A Leveza da Morte
Considerado um dos maiores mestres do cinema de todos os
tempos, o longevo diretor Alain Resnais, morto em março deste ano, aos 91 anos,
deixou um legado histórico e significativo para a sétima arte, com obras abrangentes
e muitas reflexões com críticas ácidas à sociedade hipócrita francesa. Sua
despedida se deu em alto nível e novamente apronta positivamente com Amar, Beber e Cantar, um drama de
sutilezas e recheado de cores e matizes diferentes, numa narrativa leve e ao
mesmo tempo profunda sobre a morte que se aproxima, como uma premonição do fim
que aguardava o cineasta, tal qual na trama em que o personagem George tem seis
meses de vida.
No longa anterior Vocês
Ainda Não Viram Nada!, fundiu-se teatro e cinema para realizar o último
desejo de um famoso dramaturgo que morreu de repente e deixa uma mensagem num
vídeo convidando seus melhores amigos para remontar livremente, em quatro atos,
a peça Eurídice, escrita por Jean
Anouilh, e o relacionamento conturbado com seu amante Orfeu. A proposta
inusitada é transmitida pelo mordomo aos atores que atuaram nas duas versões
anteriores, logo que chegaram na suntuosa mansão para participarem do funeral,
porém este já acontecera.
Outra vez há uma homenagem ao teatro como prova da estima do
veterano diretor por essa arte, bem como tem na morte o foco.
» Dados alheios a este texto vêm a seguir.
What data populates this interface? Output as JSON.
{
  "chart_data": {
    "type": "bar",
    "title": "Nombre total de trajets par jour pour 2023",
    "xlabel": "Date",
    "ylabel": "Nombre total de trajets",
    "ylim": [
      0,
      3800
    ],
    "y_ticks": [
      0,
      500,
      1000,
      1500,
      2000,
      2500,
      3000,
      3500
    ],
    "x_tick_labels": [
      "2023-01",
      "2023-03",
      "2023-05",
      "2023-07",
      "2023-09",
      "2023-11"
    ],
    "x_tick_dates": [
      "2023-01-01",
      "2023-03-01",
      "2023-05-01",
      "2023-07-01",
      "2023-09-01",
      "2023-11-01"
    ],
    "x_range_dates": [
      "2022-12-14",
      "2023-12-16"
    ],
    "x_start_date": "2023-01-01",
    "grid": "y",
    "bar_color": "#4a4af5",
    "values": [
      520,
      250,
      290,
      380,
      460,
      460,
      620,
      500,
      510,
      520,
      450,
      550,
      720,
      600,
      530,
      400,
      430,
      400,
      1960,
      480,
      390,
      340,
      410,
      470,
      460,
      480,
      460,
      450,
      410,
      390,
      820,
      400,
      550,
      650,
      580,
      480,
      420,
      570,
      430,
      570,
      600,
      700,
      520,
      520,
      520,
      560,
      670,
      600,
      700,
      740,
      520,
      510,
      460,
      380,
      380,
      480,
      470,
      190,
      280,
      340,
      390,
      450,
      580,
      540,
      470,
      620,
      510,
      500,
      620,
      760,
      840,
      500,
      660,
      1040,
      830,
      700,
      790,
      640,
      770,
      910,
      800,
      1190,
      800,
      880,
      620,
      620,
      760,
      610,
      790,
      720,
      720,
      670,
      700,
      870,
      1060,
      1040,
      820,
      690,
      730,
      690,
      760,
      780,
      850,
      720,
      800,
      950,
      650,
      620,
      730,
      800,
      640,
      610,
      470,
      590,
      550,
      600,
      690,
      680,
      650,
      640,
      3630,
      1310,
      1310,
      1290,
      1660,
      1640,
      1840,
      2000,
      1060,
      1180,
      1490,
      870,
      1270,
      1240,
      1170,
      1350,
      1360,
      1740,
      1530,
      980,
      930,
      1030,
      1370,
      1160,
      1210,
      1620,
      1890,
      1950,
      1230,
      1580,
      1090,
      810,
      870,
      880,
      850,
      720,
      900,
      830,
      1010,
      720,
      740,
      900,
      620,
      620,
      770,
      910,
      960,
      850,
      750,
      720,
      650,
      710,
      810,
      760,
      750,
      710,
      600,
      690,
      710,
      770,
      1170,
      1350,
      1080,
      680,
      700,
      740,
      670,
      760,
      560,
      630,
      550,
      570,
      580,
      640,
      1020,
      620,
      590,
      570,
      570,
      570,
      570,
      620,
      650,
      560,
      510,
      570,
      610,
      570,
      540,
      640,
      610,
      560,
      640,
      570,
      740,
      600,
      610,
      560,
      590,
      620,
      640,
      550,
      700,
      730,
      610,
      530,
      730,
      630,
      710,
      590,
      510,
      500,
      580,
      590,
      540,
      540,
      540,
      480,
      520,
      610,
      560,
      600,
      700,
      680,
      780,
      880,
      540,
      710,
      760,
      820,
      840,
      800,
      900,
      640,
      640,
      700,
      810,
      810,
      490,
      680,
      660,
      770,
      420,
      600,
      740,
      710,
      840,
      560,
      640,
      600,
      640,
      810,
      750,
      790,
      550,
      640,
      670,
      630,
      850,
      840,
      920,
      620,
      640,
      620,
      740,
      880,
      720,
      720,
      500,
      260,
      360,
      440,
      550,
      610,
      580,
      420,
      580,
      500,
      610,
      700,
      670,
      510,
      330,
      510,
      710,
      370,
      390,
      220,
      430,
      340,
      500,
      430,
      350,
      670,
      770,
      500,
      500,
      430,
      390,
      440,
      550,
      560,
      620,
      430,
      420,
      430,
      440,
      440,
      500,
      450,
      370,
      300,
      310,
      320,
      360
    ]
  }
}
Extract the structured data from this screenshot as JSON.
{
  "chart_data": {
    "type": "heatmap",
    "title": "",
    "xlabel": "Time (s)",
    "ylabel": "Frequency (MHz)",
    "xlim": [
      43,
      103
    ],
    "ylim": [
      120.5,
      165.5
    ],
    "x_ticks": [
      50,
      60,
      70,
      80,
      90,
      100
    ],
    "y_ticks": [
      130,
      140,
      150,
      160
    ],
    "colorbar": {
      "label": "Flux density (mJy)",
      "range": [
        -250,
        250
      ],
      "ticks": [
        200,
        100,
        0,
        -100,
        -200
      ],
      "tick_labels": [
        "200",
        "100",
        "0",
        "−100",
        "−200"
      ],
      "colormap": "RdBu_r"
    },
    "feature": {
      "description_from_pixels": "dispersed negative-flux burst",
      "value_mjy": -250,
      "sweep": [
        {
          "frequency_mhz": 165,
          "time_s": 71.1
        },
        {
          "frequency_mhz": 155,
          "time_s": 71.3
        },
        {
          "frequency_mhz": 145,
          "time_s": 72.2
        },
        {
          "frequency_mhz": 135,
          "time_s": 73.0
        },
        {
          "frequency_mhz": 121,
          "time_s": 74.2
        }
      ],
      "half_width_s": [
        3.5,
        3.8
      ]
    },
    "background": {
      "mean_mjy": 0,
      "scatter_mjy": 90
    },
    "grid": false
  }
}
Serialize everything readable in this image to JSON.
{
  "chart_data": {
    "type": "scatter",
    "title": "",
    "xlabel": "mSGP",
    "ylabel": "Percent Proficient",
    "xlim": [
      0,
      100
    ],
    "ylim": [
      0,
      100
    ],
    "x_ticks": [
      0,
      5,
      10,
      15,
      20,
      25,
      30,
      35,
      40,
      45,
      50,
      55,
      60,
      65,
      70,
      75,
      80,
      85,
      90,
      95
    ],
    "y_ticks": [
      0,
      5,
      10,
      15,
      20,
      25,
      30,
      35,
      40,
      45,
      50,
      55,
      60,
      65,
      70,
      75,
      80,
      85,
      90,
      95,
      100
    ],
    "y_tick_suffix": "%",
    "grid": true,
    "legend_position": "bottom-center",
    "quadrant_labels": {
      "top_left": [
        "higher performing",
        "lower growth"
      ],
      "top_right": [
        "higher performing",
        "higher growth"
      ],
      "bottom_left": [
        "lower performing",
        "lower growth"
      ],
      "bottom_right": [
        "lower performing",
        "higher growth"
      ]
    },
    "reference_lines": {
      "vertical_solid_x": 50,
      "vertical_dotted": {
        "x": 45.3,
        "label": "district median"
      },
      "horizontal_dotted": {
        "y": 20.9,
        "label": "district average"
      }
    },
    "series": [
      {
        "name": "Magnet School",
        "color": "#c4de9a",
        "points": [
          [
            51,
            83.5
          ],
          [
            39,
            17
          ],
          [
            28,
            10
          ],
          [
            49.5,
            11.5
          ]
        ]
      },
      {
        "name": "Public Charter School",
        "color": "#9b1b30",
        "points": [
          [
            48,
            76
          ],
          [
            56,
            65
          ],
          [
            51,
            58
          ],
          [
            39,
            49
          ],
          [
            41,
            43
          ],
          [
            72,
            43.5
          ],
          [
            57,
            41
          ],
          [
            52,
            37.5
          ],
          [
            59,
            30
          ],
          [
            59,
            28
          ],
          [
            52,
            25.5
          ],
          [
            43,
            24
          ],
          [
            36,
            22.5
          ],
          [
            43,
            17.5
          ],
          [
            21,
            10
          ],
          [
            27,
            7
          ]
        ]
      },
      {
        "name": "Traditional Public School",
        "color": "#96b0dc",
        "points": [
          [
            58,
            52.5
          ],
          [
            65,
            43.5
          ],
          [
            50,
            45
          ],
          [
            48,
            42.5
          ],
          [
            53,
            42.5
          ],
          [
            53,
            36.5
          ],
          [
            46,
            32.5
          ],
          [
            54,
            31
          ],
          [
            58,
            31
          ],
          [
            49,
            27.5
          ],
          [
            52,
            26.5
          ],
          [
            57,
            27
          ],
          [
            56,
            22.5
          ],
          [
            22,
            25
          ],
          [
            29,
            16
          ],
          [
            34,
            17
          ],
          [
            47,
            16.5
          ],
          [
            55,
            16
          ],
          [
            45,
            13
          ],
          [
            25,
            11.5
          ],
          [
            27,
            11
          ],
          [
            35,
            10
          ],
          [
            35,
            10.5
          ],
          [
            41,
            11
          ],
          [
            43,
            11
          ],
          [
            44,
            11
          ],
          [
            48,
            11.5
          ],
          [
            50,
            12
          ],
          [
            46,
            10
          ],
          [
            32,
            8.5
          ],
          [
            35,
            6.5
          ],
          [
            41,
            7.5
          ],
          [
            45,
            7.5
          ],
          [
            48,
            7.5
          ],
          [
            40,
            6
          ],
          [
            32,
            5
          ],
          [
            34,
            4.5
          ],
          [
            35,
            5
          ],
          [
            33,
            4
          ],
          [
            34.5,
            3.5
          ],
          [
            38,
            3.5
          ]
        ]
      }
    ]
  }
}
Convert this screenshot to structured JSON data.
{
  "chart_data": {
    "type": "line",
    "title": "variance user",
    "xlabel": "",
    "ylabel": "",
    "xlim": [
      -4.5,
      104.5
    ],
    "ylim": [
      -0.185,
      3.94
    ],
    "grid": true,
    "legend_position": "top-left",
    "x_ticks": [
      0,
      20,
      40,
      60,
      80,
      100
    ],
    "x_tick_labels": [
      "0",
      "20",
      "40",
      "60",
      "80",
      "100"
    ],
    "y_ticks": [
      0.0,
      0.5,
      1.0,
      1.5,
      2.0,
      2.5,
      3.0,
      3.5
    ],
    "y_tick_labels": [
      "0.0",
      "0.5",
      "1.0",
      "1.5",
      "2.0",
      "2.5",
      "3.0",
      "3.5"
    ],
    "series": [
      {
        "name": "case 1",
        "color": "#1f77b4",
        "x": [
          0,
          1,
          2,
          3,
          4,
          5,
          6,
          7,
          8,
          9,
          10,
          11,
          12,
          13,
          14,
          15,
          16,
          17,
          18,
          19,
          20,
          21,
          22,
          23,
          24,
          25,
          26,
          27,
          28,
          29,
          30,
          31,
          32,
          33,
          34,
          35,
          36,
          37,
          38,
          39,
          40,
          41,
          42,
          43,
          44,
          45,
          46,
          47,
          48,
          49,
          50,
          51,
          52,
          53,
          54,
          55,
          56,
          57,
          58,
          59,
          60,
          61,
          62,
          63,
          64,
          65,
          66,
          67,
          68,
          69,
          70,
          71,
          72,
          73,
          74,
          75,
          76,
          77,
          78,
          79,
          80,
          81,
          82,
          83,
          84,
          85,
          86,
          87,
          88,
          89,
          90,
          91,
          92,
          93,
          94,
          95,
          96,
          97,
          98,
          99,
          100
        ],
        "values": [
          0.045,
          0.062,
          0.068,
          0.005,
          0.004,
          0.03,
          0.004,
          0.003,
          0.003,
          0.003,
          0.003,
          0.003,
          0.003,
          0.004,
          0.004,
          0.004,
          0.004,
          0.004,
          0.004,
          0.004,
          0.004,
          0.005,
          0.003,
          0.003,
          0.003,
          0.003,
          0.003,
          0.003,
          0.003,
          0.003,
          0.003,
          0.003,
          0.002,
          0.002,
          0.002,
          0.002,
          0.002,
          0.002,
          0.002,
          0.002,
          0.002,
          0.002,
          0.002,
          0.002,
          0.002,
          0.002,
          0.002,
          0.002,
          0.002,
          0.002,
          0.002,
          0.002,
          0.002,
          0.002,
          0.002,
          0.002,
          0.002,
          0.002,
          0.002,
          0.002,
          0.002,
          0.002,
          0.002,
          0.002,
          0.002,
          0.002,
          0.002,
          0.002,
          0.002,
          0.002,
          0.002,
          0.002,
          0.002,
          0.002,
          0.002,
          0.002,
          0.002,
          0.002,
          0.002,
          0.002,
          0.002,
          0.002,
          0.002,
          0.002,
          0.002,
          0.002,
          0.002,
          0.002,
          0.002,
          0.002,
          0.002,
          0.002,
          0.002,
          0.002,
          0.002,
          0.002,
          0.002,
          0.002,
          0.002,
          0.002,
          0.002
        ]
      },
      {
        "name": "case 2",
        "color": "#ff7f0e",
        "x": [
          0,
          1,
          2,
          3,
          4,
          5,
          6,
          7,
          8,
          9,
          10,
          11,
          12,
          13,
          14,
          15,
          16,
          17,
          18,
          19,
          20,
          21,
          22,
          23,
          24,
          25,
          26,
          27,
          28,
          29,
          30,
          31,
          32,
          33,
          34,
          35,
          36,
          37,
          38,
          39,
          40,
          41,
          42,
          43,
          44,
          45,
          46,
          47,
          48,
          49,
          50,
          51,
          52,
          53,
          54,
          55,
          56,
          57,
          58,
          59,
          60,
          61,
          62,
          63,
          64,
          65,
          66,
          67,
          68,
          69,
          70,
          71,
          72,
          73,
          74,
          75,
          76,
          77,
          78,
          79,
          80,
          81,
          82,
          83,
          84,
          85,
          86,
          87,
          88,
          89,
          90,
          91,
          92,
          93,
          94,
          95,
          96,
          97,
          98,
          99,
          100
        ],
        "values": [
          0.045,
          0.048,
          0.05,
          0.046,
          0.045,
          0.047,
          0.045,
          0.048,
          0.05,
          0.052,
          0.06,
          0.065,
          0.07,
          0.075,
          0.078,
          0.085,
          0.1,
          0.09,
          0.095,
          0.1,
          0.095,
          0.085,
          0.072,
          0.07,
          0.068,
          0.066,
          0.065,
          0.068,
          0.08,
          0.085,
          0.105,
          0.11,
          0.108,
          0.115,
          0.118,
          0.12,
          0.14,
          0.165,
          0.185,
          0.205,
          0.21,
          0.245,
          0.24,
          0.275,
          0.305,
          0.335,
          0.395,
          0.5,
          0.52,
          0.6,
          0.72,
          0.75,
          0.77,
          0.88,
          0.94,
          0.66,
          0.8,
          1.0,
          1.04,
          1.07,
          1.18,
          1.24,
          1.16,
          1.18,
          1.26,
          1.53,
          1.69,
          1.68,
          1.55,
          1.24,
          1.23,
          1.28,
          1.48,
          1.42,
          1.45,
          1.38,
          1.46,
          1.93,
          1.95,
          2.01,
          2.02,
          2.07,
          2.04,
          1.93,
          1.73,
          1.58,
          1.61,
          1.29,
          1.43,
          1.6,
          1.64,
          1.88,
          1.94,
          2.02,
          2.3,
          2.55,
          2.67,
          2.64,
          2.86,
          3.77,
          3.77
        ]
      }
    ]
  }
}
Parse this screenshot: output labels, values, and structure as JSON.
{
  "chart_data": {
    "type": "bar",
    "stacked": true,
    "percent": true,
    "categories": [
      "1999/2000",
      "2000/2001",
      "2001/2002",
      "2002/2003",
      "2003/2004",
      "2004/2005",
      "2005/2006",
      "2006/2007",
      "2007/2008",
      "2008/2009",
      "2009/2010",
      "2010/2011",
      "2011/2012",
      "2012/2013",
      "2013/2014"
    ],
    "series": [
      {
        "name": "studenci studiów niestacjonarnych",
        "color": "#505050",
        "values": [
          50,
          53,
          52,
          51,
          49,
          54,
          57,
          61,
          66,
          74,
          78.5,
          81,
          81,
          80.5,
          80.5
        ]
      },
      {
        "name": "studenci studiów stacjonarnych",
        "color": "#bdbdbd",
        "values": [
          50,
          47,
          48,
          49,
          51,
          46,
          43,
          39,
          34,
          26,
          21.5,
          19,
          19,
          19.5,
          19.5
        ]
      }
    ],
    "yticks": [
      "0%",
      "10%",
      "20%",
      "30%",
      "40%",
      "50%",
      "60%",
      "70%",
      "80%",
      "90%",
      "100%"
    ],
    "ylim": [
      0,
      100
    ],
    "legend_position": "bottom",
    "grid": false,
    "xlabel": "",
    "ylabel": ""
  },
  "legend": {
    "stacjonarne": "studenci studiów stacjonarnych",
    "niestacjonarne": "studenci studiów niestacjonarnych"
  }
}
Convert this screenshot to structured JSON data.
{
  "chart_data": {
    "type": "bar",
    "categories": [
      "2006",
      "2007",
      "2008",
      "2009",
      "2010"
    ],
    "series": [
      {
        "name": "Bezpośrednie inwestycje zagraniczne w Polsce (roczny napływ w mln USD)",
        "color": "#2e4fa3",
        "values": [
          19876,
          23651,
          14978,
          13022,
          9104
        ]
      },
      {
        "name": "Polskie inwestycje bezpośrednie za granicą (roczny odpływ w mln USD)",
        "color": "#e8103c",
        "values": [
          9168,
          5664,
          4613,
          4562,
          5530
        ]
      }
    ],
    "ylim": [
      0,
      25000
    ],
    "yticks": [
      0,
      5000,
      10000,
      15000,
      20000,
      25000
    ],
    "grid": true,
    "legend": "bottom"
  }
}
Inova e teatraliza
o próprio teatro e traz para o cinema, dentro do seu apreciável formalismo um
universo colorido por uma deslumbrante fotografia, requintada pela cenografia teatral,
sendo utilizados bonitos desenhos do casario, ao trocar a cena como uma elipse
criativa e que dá brilho aos olhos. A câmera desliza como se flutuasse pelas
ruas do antigo vilarejo inglês de uma arquitetura magnífica, dando uma
panorâmica criativa num belo plano sequencial. Surgem os créditos com letras
vermelhas numa grafia simples dentro de um retângulo preto, para contrastar com
as lindas imagens lançadas no contraplano.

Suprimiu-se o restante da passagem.